Esaurita la fase storica in cui si è potuto pensare a un panafricanismo basato su una immaginaria comunità di cultura, che implicava la rimozione delle disomogeneità fra le diverse realtà sociali del continente e coltivava l’illusione del ritorno a un presunto comunitarismo pre-coloniale, si ripropone oggi l’urgenza e la necessità del panafricanismo politico come comune progetto di fuoruscita dalla dipendenza neocoloniale. Le élite borghesi emerse dal processo di liberazione nazionale si sono infatti rivelate incapaci di promuovere un vero sviluppo, basato sull’aumento della produzione, sulla creazione di infrastrutture moderne, sull’innovazione tecnologica e sulla crescita dell’occupazione. Il fatto che oggi esista una (ristretta) classe di super ricchi africani non è un sintomo di sviluppo autonomo bensì del ruolo di intermediazione che questo strato sociale svolge nei confronti del grande capitale straniero. Rilanciare il progetto di un panafricanismo politico rivoluzionario, scrive Bouamama, significa contrastare i discorsi panafricanisti in chiave neoliberale che stanno proliferando in sintonia con l’entrata in vigore (2021) dello ZLECAF (Zona di libero scambio africana). 

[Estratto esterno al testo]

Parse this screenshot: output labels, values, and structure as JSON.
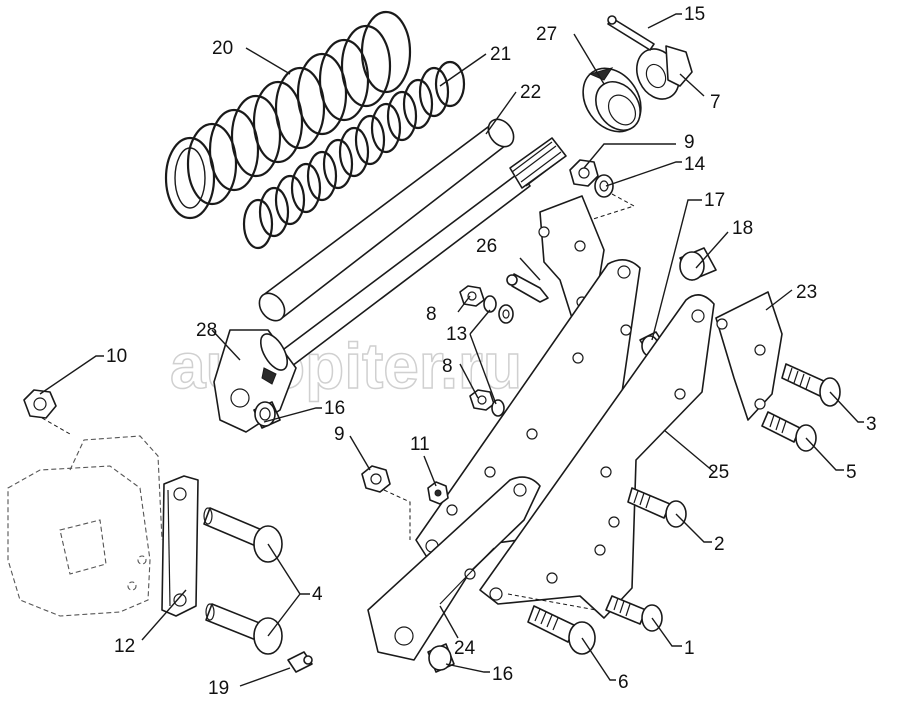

Il soggetto politico che può svolgere il ruolo di lottare contro il progetto di integrazione del continente africano nel processo di mondializzazione liberista, non sono le borghesie nazionali, che di tale processo sono complici, bensì le larghe masse popolari (torneremo sul tema  discutendo il pensiero di Cabral): oggi come ieri sono solo loro, assieme  a certi settori di piccola borghesia, a incarnare interessi economici e sociali di carattere antimperialista e anticapitalista.


La trasformazione della lotta antimperialista in lotta per il socialismo, argomenta Bouamama, implica la fuoruscita dal panafricanismo “culturalista” e la consapevolezza che non si dà liberazione culturale senza liberazione economica e politica. Per quanto riguarda il primo aspetto, Bouamama rilancia la tesi di Nkrumah, a sua volta debitore di Samir Amin (8), secondo cui nessuna indipendenza economica sarà possibile senza attuare una strategia di sganciamento (delinking) nei confronti dell’economia dominata dal capitalismo occidentale. Occorre garantire la possibilità di un aumento del prezzo delle materie prime (ponendo fine allo scambio ineguale fra materie prime a basso prezzo delle periferie e prodotti industriali a prezzo elevato delle metropoli), sviluppare una industrializzazione autonoma (ponendo fine alla specializzazione i produttiva in materie prime – e forza lavoro! - a basso prezzo). Si tratta cioè di dare vita a economie autocentrate, il che non significa autarchia bensì sviluppare relazioni di scambio finalizzate all’accumulazione interna (Notiamo che a questi principi si è ispirata la politica economica cinese dopo le riforme degli anni Settanta, con i formidabili risultati che tutti conosciamo). Delinking significa, fra le altre cose, riprogettare la rete dei trasporti africani per renderla funzionale agli interscambi interni, eliminare le barriere doganali fra stati (e rafforzare quelle nei confronti dei prodotti metropolitani), e lavorare in prospettiva della costruzione di una comunità monetaria africana (il progetto di allargamento dei Brics in funzione di sganciamento dal signoraggio del dollaro – è il caso di aggiungere - può essere in tal senso un fattore strategico). 


Kwame Nkrumah 



Tutto ciò non può essere realizzato in assenza di un ruolo centrale dello stato, per cui Bouamama contrappone alle tesi antistataliste di destra e sinistra lo slogan: “l’Africa non soffre per troppo stato  ma di troppo poco stato”. Quest’affermazione chiama in causa le critiche degli “antinazionalisti” che (come vedremo nelle prossime puntate di questo trittico africano) addebitano le contraddizioni del processo di liberazione al fatto di avere ingabbiato le energie della lotta per l’indipendenza nel modello dello stato-nazione. Gli antinazionalisti, argomenta Bouamama, dimenticano una serie di aspetti fondamentali del processo di liberazione dal dominio coloniale e neocoloniale: 


Uno. Anche i regimi più reazionari e infeudati all’imperialismo sono stati costretti a soddisfare almeno in parte le esigenze popolari, per cui l’affermazione secondo cui in certi Paesi africani la gente starebbe oggi peggio di quando erano colonie è una boutade priva di fondamento che fa oggettivamente il gioco degli interessi imperialisti.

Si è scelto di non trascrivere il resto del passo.